Step 2: Configure your installation
Setup AWS account configuration
Configure your installation by choosing your AWS account name, AWS region, primary availability zone, installation name, and your warehouse type. Parameters to configure your installation are:
- AWS Account Name: Name of the account for easy identification of the workload. If installing Datacoral into your existing AWS account, please choose “default” as the option.
- AWS Region: Name of the AWS region where you would want Datacoral installed
- Primary Availability Zone: Primary availability zone in the AWS Regions (list of availability zones can be found using this command) specified above where Datacoral resources will be created
- Installation Name: Name of the Datacoral installation.
- Warehouse Type: Select the type of warehouse you intend to initialize first. You can always add more warehouses after installation is completed.
Note: If you're choosing Existing Redshift Cluster, make sure to uncheck "Create a new VPC for me".

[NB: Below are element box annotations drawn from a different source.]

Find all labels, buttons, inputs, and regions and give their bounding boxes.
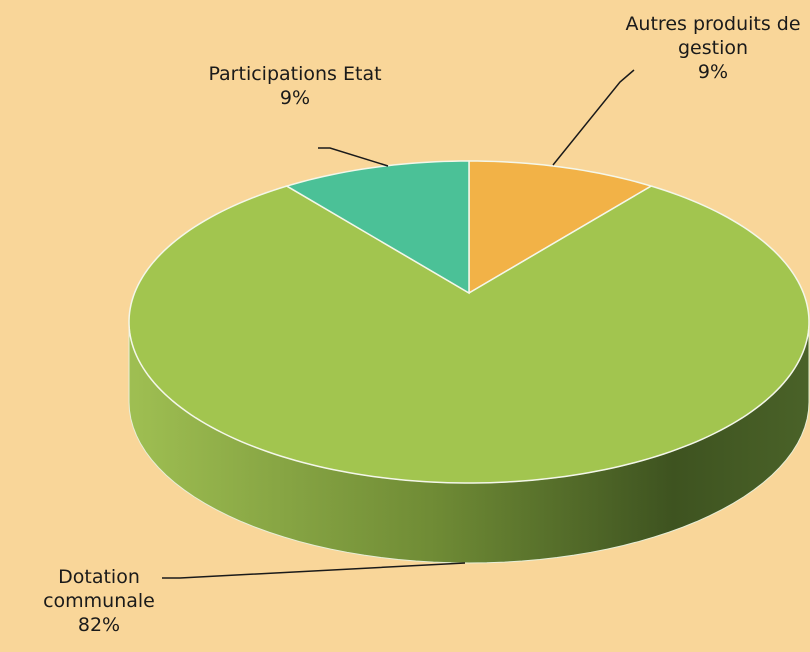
slice-label: Autres produits de gestion 9%	[613, 12, 810, 84]
slice	[128, 185, 810, 484]
value-label: 82%	[77, 614, 121, 636]
slice-label: Dotation communale 82%	[24, 565, 174, 637]
category-label: Autres produits de gestion	[625, 13, 801, 59]
leader-line	[552, 69, 635, 166]
category-label: Dotation communale	[43, 566, 155, 612]
leader-line	[162, 562, 466, 579]
slice-label: Participations Etat 9%	[205, 62, 385, 110]
value-label: 9%	[697, 61, 729, 83]
value-label: 9%	[279, 87, 311, 109]
slice	[284, 160, 470, 295]
slice	[468, 160, 654, 295]
leader-line	[318, 147, 389, 167]
category-label: Participations Etat	[208, 63, 382, 85]
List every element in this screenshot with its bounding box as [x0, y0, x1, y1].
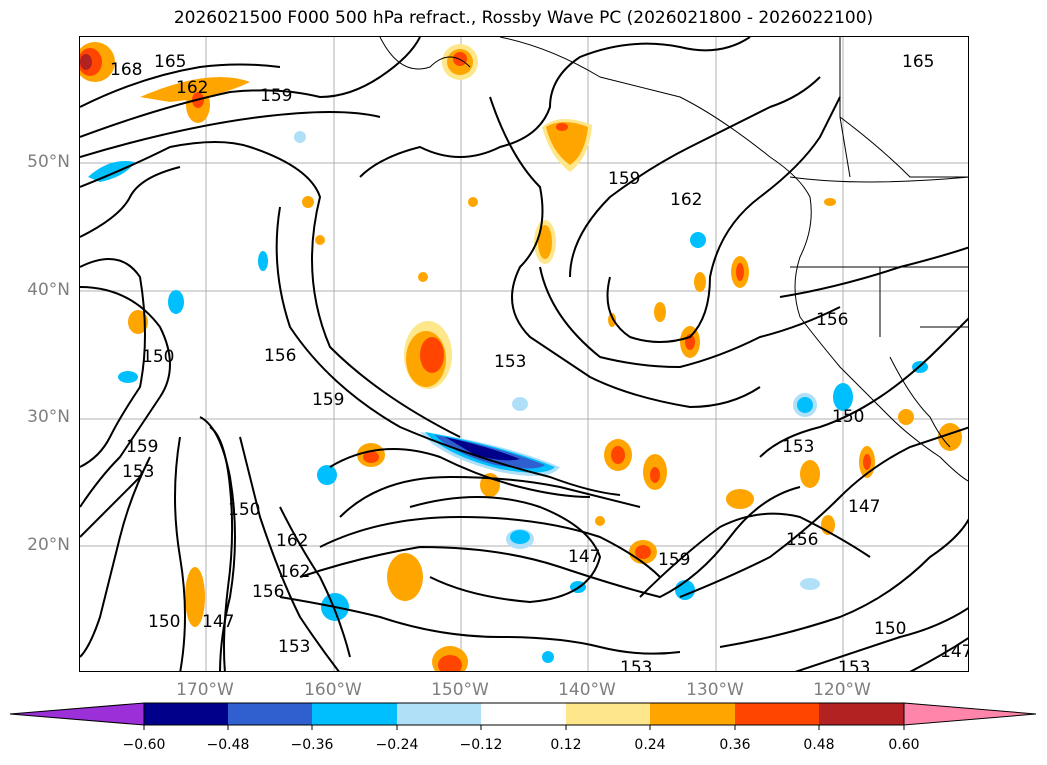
map-canvas: 168 165 162 159 159 162 165 156 156 159 …: [80, 37, 969, 672]
contour-labels: 168 165 162 159 159 162 165 156 156 159 …: [110, 52, 969, 672]
contour-label: 162: [276, 531, 308, 551]
contour-label: 150: [148, 612, 180, 632]
contour-label: 168: [110, 60, 142, 80]
contour-label: 147: [202, 612, 234, 632]
colorbar-tick-label: −0.48: [206, 737, 250, 753]
contour-label: 153: [838, 658, 870, 672]
lat-label-30n: 30°N: [27, 407, 70, 427]
contour-label: 153: [782, 437, 814, 457]
colorbar-tick-label: −0.24: [375, 737, 419, 753]
contour-label: 165: [902, 52, 934, 72]
colorbar-tick-label: 0.60: [888, 737, 920, 753]
contour-label: 159: [608, 169, 640, 189]
colorbar-tick-label: −0.12: [459, 737, 503, 753]
contour-label: 156: [252, 582, 284, 602]
colorbar-tick-label: 0.48: [803, 737, 835, 753]
coastlines: [379, 37, 968, 482]
lon-label-150w: 150°W: [431, 680, 489, 700]
contour-label: 156: [786, 530, 818, 550]
colorbar-segment: [650, 703, 735, 725]
contour-label: 159: [658, 550, 690, 570]
colorbar-extend-min: [10, 702, 145, 726]
contour-label: 159: [126, 437, 158, 457]
lon-label-130w: 130°W: [686, 680, 744, 700]
colorbar-segment: [481, 703, 566, 725]
colorbar-segment: [819, 703, 904, 725]
colorbar-segment: [735, 703, 819, 725]
contour-label: 162: [278, 562, 310, 582]
contour-label: 150: [228, 500, 260, 520]
map-panel: 168 165 162 159 159 162 165 156 156 159 …: [79, 36, 969, 672]
colorbar-tick-label: 0.36: [719, 737, 751, 753]
contour-label: 147: [848, 497, 880, 517]
lon-label-140w: 140°W: [558, 680, 616, 700]
lon-label-160w: 160°W: [304, 680, 362, 700]
colorbar-segment: [228, 703, 312, 725]
contour-label: 153: [494, 352, 526, 372]
colorbar: [10, 702, 1037, 730]
map-title: 2026021500 F000 500 hPa refract., Rossby…: [173, 8, 874, 28]
lon-label-170w: 170°W: [176, 680, 234, 700]
height-contours: [80, 37, 968, 671]
colorbar-extend-max: [903, 702, 1037, 726]
contour-label: 150: [874, 619, 906, 639]
contour-label: 159: [312, 390, 344, 410]
colorbar-segment: [144, 703, 228, 725]
lon-label-120w: 120°W: [813, 680, 871, 700]
contour-label: 156: [816, 310, 848, 330]
colorbar-tick-label: −0.36: [290, 737, 334, 753]
colorbar-tick-label: 0.24: [634, 737, 666, 753]
contour-label: 153: [122, 462, 154, 482]
contour-label: 147: [568, 547, 600, 567]
colorbar-segment: [312, 703, 397, 725]
colorbar-tick-label: −0.60: [122, 737, 166, 753]
colorbar-segment: [566, 703, 650, 725]
contour-label: 162: [176, 78, 208, 98]
lat-label-20n: 20°N: [27, 535, 70, 555]
contour-label: 159: [260, 86, 292, 106]
contour-label: 156: [264, 346, 296, 366]
contour-label: 147: [940, 642, 969, 662]
lat-label-40n: 40°N: [27, 280, 70, 300]
colorbar-tick-label: 0.12: [550, 737, 582, 753]
contour-label: 153: [278, 637, 310, 657]
contour-label: 150: [832, 407, 864, 427]
lat-label-50n: 50°N: [27, 152, 70, 172]
contour-label: 165: [154, 52, 186, 72]
contour-label: 162: [670, 190, 702, 210]
colorbar-segment: [397, 703, 481, 725]
contour-label: 153: [620, 658, 652, 672]
contour-label: 150: [142, 347, 174, 367]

Review your configuration before you begin preparing your AWS account. If required, feel free to go back and edit your chosen options. When ready, click Next.

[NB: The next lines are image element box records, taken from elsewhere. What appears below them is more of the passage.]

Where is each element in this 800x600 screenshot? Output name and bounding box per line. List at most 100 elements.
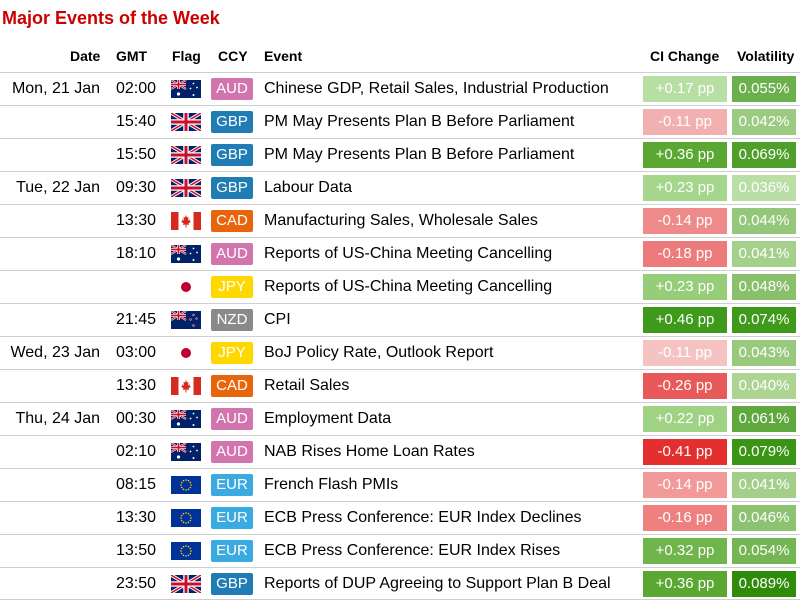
currency-badge: JPY — [211, 342, 253, 364]
volatility-badge: 0.043% — [732, 340, 796, 366]
table-row: 13:30 CAD Retail Sales -0.26 pp 0.040% — [0, 369, 800, 402]
row-date: Thu, 24 Jan — [15, 410, 101, 427]
table-row: 18:10 AUD Reports of US-China Meeting Ca… — [0, 237, 800, 270]
header-flag: Flag — [172, 48, 201, 64]
table-row: 13:50 EUR ECB Press Conference: EUR Inde… — [0, 534, 800, 567]
ci-change-badge: -0.14 pp — [643, 208, 727, 234]
row-gmt: 13:50 — [116, 542, 157, 559]
header-volatility: Volatility — [737, 48, 795, 64]
australia-flag-icon — [171, 443, 201, 461]
table-row: Wed, 23 Jan 03:00 JPY BoJ Policy Rate, O… — [0, 336, 800, 369]
table-header: Date GMT Flag CCY Event CI Change Volati… — [0, 44, 800, 70]
eu-flag-icon — [171, 509, 201, 527]
uk-flag-icon — [171, 113, 201, 131]
ci-change-badge: -0.41 pp — [643, 439, 727, 465]
table-row: Tue, 22 Jan 09:30 GBP Labour Data +0.23 … — [0, 171, 800, 204]
uk-flag-icon — [171, 179, 201, 197]
row-gmt: 15:50 — [116, 146, 157, 163]
currency-badge: NZD — [211, 309, 253, 331]
uk-flag-icon — [171, 146, 201, 164]
volatility-badge: 0.089% — [732, 571, 796, 597]
table-row: 23:50 GBP Reports of DUP Agreeing to Sup… — [0, 567, 800, 600]
ci-change-badge: -0.18 pp — [643, 241, 727, 267]
volatility-badge: 0.046% — [732, 505, 796, 531]
currency-badge: AUD — [211, 243, 253, 265]
table-row: JPY Reports of US-China Meeting Cancelli… — [0, 270, 800, 303]
table-row: 15:50 GBP PM May Presents Plan B Before … — [0, 138, 800, 171]
canada-flag-icon — [171, 212, 201, 230]
row-event: Reports of DUP Agreeing to Support Plan … — [264, 575, 611, 592]
currency-badge: AUD — [211, 78, 253, 100]
row-gmt: 08:15 — [116, 476, 157, 493]
japan-flag-icon — [171, 344, 201, 362]
volatility-badge: 0.054% — [732, 538, 796, 564]
volatility-badge: 0.041% — [732, 241, 796, 267]
ci-change-badge: +0.36 pp — [643, 571, 727, 597]
ci-change-badge: +0.32 pp — [643, 538, 727, 564]
currency-badge: AUD — [211, 441, 253, 463]
row-event: BoJ Policy Rate, Outlook Report — [264, 344, 494, 361]
row-event: NAB Rises Home Loan Rates — [264, 443, 475, 460]
header-date: Date — [70, 48, 101, 64]
australia-flag-icon — [171, 80, 201, 98]
volatility-badge: 0.069% — [732, 142, 796, 168]
row-gmt: 13:30 — [116, 509, 157, 526]
row-gmt: 18:10 — [116, 245, 157, 262]
currency-badge: CAD — [211, 375, 253, 397]
table-row: 02:10 AUD NAB Rises Home Loan Rates -0.4… — [0, 435, 800, 468]
volatility-badge: 0.042% — [732, 109, 796, 135]
row-event: Reports of US-China Meeting Cancelling — [264, 245, 553, 262]
ci-change-badge: +0.23 pp — [643, 274, 727, 300]
volatility-badge: 0.041% — [732, 472, 796, 498]
currency-badge: EUR — [211, 507, 253, 529]
row-gmt: 13:30 — [116, 377, 157, 394]
row-date: Mon, 21 Jan — [11, 80, 100, 97]
ci-change-badge: +0.22 pp — [643, 406, 727, 432]
ci-change-badge: -0.26 pp — [643, 373, 727, 399]
row-event: French Flash PMIs — [264, 476, 399, 493]
eu-flag-icon — [171, 542, 201, 560]
volatility-badge: 0.044% — [732, 208, 796, 234]
ci-change-badge: -0.11 pp — [643, 109, 727, 135]
ci-change-badge: +0.46 pp — [643, 307, 727, 333]
ci-change-badge: +0.36 pp — [643, 142, 727, 168]
row-gmt: 02:10 — [116, 443, 157, 460]
row-gmt: 15:40 — [116, 113, 157, 130]
row-event: Chinese GDP, Retail Sales, Industrial Pr… — [264, 80, 609, 97]
currency-badge: JPY — [211, 276, 253, 298]
table-row: 13:30 EUR ECB Press Conference: EUR Inde… — [0, 501, 800, 534]
currency-badge: GBP — [211, 111, 253, 133]
ci-change-badge: -0.14 pp — [643, 472, 727, 498]
row-event: Labour Data — [264, 179, 353, 196]
header-gmt: GMT — [116, 48, 148, 64]
row-event: ECB Press Conference: EUR Index Rises — [264, 542, 561, 559]
volatility-badge: 0.040% — [732, 373, 796, 399]
japan-flag-icon — [171, 278, 201, 296]
row-date: Tue, 22 Jan — [16, 179, 100, 196]
header-event: Event — [264, 48, 303, 64]
volatility-badge: 0.055% — [732, 76, 796, 102]
ci-change-badge: +0.17 pp — [643, 76, 727, 102]
currency-badge: AUD — [211, 408, 253, 430]
row-event: Reports of US-China Meeting Cancelling — [264, 278, 553, 295]
row-gmt: 09:30 — [116, 179, 157, 196]
row-event: Retail Sales — [264, 377, 350, 394]
volatility-badge: 0.074% — [732, 307, 796, 333]
header-ccy: CCY — [218, 48, 248, 64]
row-gmt: 02:00 — [116, 80, 157, 97]
new-zealand-flag-icon — [171, 311, 201, 329]
table-row: 21:45 NZD CPI +0.46 pp 0.074% — [0, 303, 800, 336]
row-gmt: 03:00 — [116, 344, 157, 361]
row-date: Wed, 23 Jan — [10, 344, 100, 361]
canada-flag-icon — [171, 377, 201, 395]
row-event: CPI — [264, 311, 291, 328]
row-gmt: 00:30 — [116, 410, 157, 427]
australia-flag-icon — [171, 410, 201, 428]
ci-change-badge: -0.16 pp — [643, 505, 727, 531]
currency-badge: EUR — [211, 540, 253, 562]
table-row: Thu, 24 Jan 00:30 AUD Employment Data +0… — [0, 402, 800, 435]
table-row: Mon, 21 Jan 02:00 AUD Chinese GDP, Retai… — [0, 72, 800, 105]
ci-change-badge: -0.11 pp — [643, 340, 727, 366]
currency-badge: GBP — [211, 177, 253, 199]
table-row: 13:30 CAD Manufacturing Sales, Wholesale… — [0, 204, 800, 237]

Step 3: Prepare AWS Account
Clicking Next opens a new browser tab and redirects you to the AWS CloudFormation Create Stack page. If you are not already logged in, you will be required to login to your AWS account as an Admin user.
The Create Stack page is pre-filled with the supplied options from the previous steps. You would need to assign a password to the Datacoral Console User (this is the read-only admininstrative user Datacoral uses for monitoring purposes) and select the checkboxes at the bottom of the page before clicking “Create Stack”.

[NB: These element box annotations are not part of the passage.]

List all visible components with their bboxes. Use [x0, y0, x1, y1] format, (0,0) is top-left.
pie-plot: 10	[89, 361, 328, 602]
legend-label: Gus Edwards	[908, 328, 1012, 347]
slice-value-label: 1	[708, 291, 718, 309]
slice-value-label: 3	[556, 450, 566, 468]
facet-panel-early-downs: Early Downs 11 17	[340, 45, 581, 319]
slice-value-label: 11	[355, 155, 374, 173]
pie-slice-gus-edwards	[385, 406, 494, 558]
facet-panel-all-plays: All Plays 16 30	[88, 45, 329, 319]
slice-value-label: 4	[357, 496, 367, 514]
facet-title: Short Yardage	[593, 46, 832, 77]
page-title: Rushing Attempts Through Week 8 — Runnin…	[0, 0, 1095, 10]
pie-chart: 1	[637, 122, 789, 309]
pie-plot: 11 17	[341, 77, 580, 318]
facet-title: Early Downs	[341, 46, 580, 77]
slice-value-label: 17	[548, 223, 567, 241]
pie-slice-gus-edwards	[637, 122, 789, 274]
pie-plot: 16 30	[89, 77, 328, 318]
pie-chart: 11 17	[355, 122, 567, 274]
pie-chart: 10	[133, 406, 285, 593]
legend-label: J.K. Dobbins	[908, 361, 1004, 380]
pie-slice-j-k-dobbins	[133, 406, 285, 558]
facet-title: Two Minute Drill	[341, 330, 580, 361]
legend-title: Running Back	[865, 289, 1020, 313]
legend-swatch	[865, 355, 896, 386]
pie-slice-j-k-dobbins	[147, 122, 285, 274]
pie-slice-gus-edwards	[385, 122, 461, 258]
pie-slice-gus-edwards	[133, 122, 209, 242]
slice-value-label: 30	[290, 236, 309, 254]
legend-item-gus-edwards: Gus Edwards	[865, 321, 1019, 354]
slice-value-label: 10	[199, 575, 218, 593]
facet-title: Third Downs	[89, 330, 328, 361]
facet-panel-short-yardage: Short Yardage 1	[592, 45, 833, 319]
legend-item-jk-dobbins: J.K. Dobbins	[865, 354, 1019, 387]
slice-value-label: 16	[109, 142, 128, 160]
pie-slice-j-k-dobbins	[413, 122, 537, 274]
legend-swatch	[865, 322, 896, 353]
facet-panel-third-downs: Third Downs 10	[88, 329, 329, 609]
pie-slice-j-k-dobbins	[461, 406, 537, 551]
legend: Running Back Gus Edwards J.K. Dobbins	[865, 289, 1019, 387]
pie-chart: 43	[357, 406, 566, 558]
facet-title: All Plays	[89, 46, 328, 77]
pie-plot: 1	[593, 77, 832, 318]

Note: Please don't change any configurations that have been pre-set for you, other than choosing a password for the Datacoral console user.
The Webapp will keep track of stack updates and correspondingly update its status. Once all the stacks are successfully created, you can move on to the next steps.
Step 4: Network Setup
Datacoral works with your existing network configuration or we can setup a new network configuration during installation.
We recommend creating a new network configuration with a new VPC for isolation of Datacoral resources and for better auditing, access management of the entire data pipeline. The Datacoral installation process can create a new VPC in your AWS account to house all the network addressable resources that Datacoral creates and manages. In order for us to create a new VPC, you would need to provide a CIDR block. Please select a non-overlapping CIDR block relative to your existing network configuration to allow for peering between the VPCs. Please make sure that you are providing 16 bits in the prefix of the CIDR block(a
/16 CIDR block); for example,
Advanced: In the case that "Create a new VPC for me" wasn't checked at the start of onboarding (this is the case when you have an existing Redshift cluster), you'll need to create and setup a new VPC. See Existing Network Configuration on setting up your networking to work with Datacoral.
Step 5: Warehouse Setup
You have a choice of initializing Datacoral with the appropriate data warehouse and/or data lake. The three supported configurations with Datacoral are:
- Amazon Redshift (create new cluster or use existing cluster)
- Amazon Athena
For Amazon Redshift, Datacoral can instantiate a new cluster and manage it as part of the Datacoral installation or connect to an existing Redshift cluster.
Datacoral can create a new Redshift cluster as part of the installation. To instantiate a new Redshift cluster as part of the onboarding, please select the type of node better suited for your workload and the number of nodes. We default to dc2.large due to the cost/performance ratio. Note that if you want to
Advanced: See Configuring Existing Redshift Cluster for Datacoral for working with your own Redshift cluster.
To instantiate a new Athena, you just need to select the name of the warehouse.
To utilize an existing Snowflake warehouse with the Datacoral installation, please follow the steps here to get database name, user name, password, role etc. You will need to provide these when addition the Snowflake warehouse as shown in the screen below.
Step 6: Initialize installation with the warehouse
Review your configuration before you begin preparation. If required, go back and edit your chosen options. When ready, click Initialize.
Installation status will be show in the Webapp
Step 7: Your installation is ready in your VPC
After Datacoral installation is successful, you can now start adding ingest connectors to get data flowing into your warehouse.